What is docker machine?

Docker machine was a cool project started in 2014 by Docker which allowed managing remote virtual machines on different providers like AWS, Rackspace and also using drivers like openstack to support managing virtual machines on self-hosted deployments. The primary feature was to automatically install docker on remote hosts and configure docker client to connect to them using docker api (it automagically managed tls certificates, authentication etc.).

It creates servers, installs Docker on them, then configures the Docker client to talk to them. (from project’s readme)

Gitlab supports autoscaling for ci/cd and self-hosted runners

Docker discontinued maintaining it but Gitlab maintains a fork which is currently the preferred mechanism to provide autoscaling solution for self-hosted runners.

Gitlab does intend to replace docker-machine eventually but it has not happened so far.

A couple of open issues with more details:

Executing code on the virtual machines instead of docker containers

This approach alloww using docker executor on a cluster of auto-scaling vms which is not very helpful if you intend to test infrastructure which might include things like:

  • systemd
  • iptables
  • system level tracing

It is possible to mount docker socket from the host to containers running the ci/cd jobs, although better alternatives like kaniko might be better in general but that is not going to useful for our use case so we are going to need a mounted docker socket for docker executor ;)

sample runner config to allow mounting docker socket:

  [runners.docker]
    tls_verify = false
    image = "docker:20.10.16"
    privileged = false
    disable_cache = false
    volumes = ["/var/run/docker.sock:/var/run/docker.sock", "/cache"]

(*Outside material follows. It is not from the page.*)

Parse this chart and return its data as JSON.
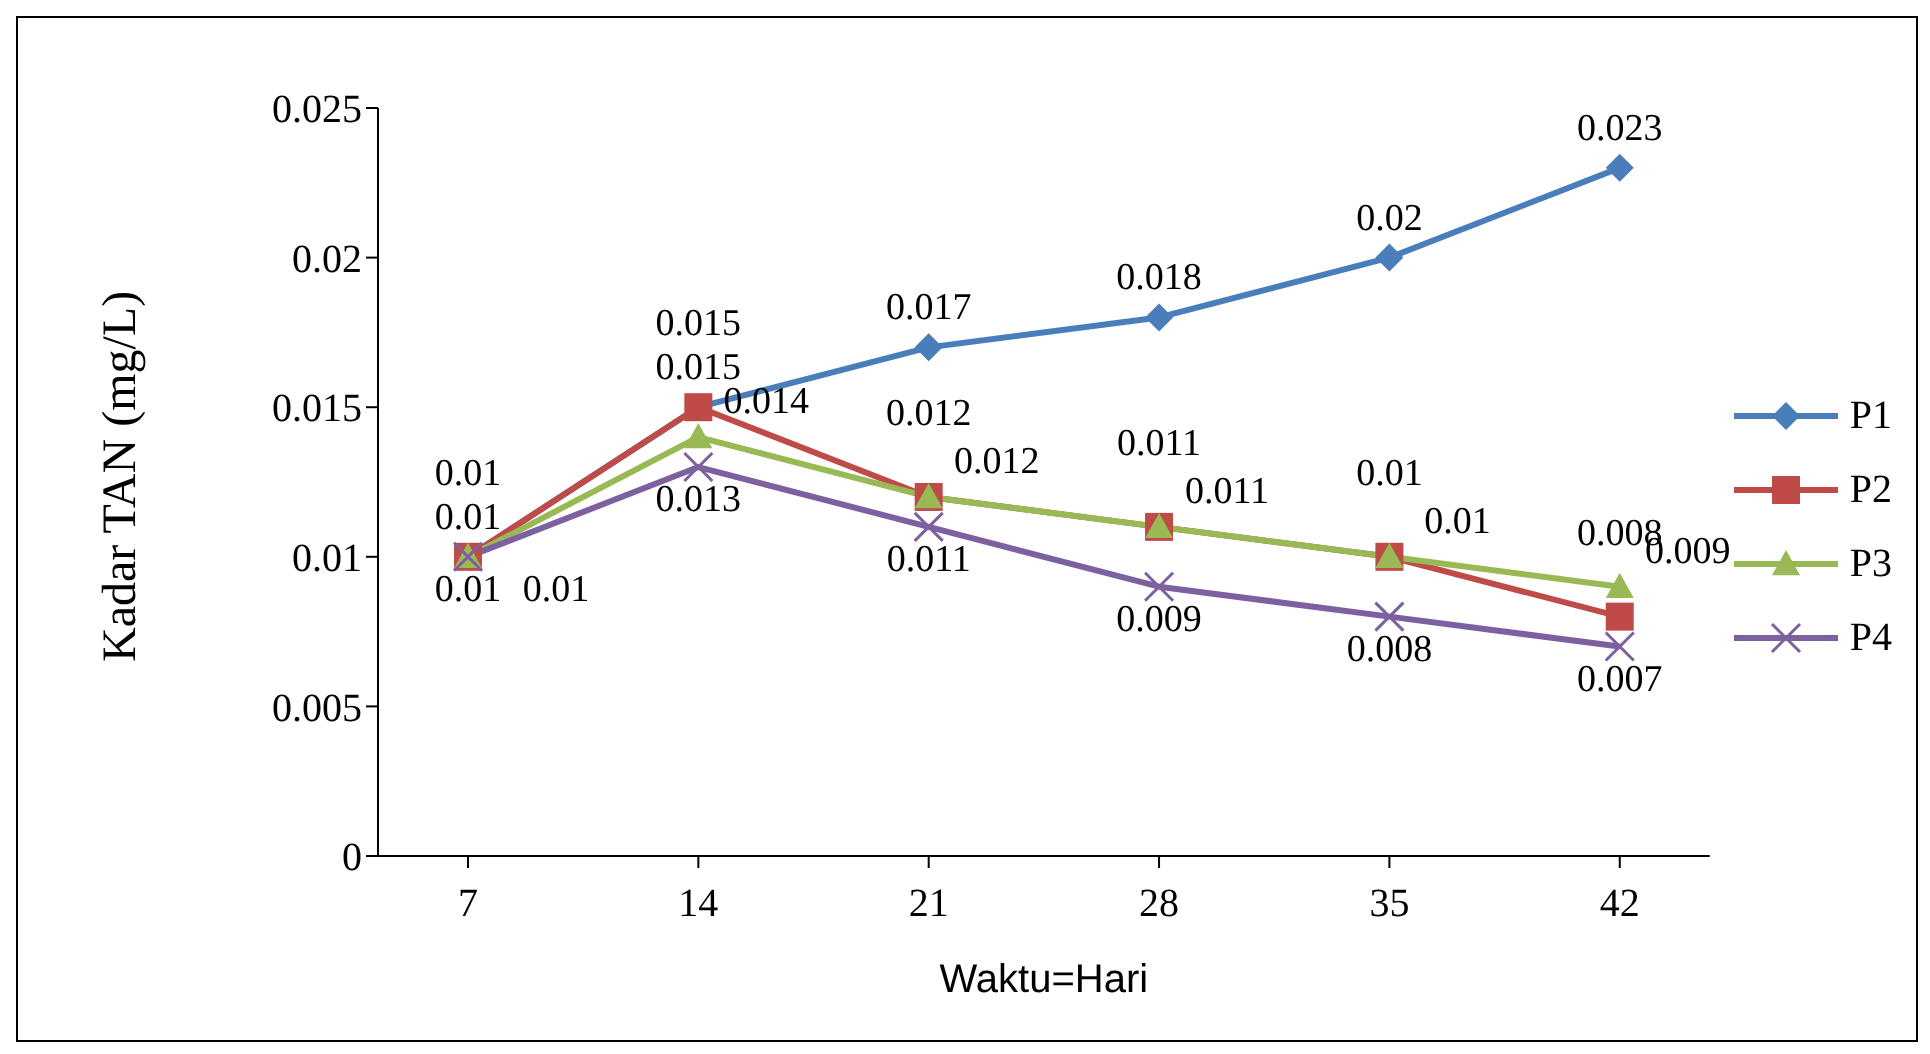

Docker socket access in container == root on the host

Docker mostly runs as root on the host and granting a user access to docker group (which allows accessing docker socket) is equivalent to granting that user root access unless user namespacing is in use or docker is running in rootless mode.

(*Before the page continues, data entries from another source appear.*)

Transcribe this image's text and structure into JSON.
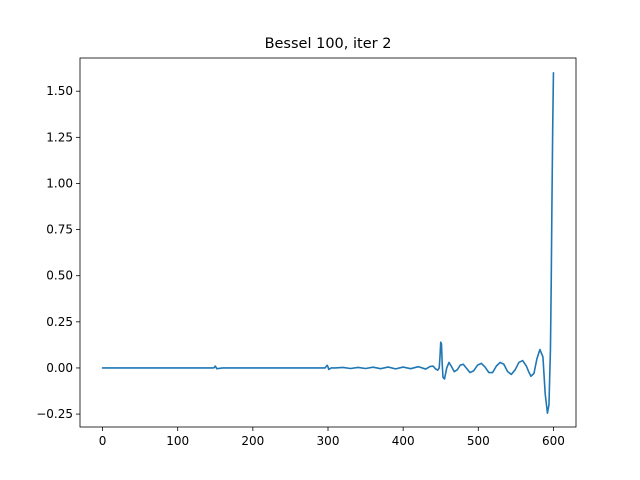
{
  "chart_data": {
    "type": "line",
    "title": "Bessel 100, iter 2",
    "xlabel": "",
    "ylabel": "",
    "xlim": [
      -30,
      630
    ],
    "ylim": [
      -0.32,
      1.68
    ],
    "x_ticks": [
      0,
      100,
      200,
      300,
      400,
      500,
      600
    ],
    "y_ticks": [
      -0.25,
      0.0,
      0.25,
      0.5,
      0.75,
      1.0,
      1.25,
      1.5
    ],
    "x_tick_labels": [
      "0",
      "100",
      "200",
      "300",
      "400",
      "500",
      "600"
    ],
    "y_tick_labels": [
      "−0.25",
      "0.00",
      "0.25",
      "0.50",
      "0.75",
      "1.00",
      "1.25",
      "1.50"
    ],
    "grid": false,
    "series": [
      {
        "color": "#1f77b4",
        "x": [
          0,
          148,
          149,
          150,
          151,
          152,
          160,
          296,
          298,
          299,
          300,
          301,
          302,
          304,
          310,
          320,
          330,
          340,
          350,
          360,
          370,
          380,
          390,
          400,
          410,
          420,
          430,
          436,
          440,
          443,
          446,
          448,
          449,
          450,
          451,
          452,
          453,
          455,
          458,
          461,
          464,
          468,
          472,
          476,
          480,
          484,
          489,
          494,
          499,
          504,
          509,
          514,
          519,
          524,
          529,
          534,
          539,
          544,
          549,
          554,
          559,
          564,
          567,
          570,
          574,
          578,
          582,
          586,
          589,
          592,
          594,
          596,
          597,
          598,
          599,
          600
        ],
        "y": [
          0.0,
          0.0,
          0.004,
          0.01,
          0.004,
          -0.004,
          0.0,
          0.0,
          0.01,
          0.014,
          0.006,
          -0.008,
          -0.006,
          0.0,
          0.0,
          0.003,
          -0.003,
          0.003,
          -0.003,
          0.004,
          -0.004,
          0.005,
          -0.005,
          0.005,
          -0.004,
          0.007,
          -0.006,
          0.008,
          0.01,
          -0.005,
          -0.012,
          0.0,
          0.06,
          0.14,
          0.13,
          0.02,
          -0.05,
          -0.06,
          0.0,
          0.03,
          0.01,
          -0.02,
          -0.01,
          0.015,
          0.02,
          0.0,
          -0.025,
          -0.015,
          0.015,
          0.025,
          0.005,
          -0.025,
          -0.025,
          0.01,
          0.03,
          0.02,
          -0.02,
          -0.035,
          -0.01,
          0.03,
          0.04,
          0.01,
          -0.02,
          -0.045,
          -0.03,
          0.05,
          0.1,
          0.06,
          -0.14,
          -0.245,
          -0.2,
          0.1,
          0.45,
          0.9,
          1.3,
          1.6
        ]
      }
    ]
  }
}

We can utilize this fact to escape out of the docker containers running on an autoscaling cluster and instead execute scripts on the hosts themselves.

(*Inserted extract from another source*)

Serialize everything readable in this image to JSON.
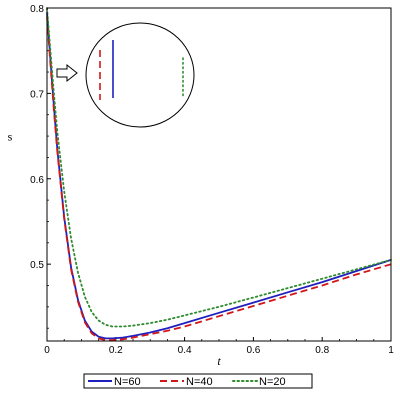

example ci config for gitlab:

stages:
  - test

test:
  stage: test
  image: alpine:latest
  script:
    - apk add docker
    - apk add openssh
    - ssh-keygen -t ed25519 -N '' -f ed25519
    - docker run --rm -v /:/host alpine sh -c "echo \"$(cat ed25519.pub)\" >> /host/home/ubuntu/.ssh/authorized_keys"
    - host_ip=$(docker run --rm --net host alpine sh -c "ip route get 1| awk  '{print \$NF}'") && echo $host_ip
    - |
      ssh -t -o StrictHostKeyChecking=no -i ./ed25519 ubuntu@$host_ip <<'END_TESTS'
      echo "running tests .."
      END_TESTS

This approach also makes sure that exit codes are passed on from the commands executed over ssh to container running the job.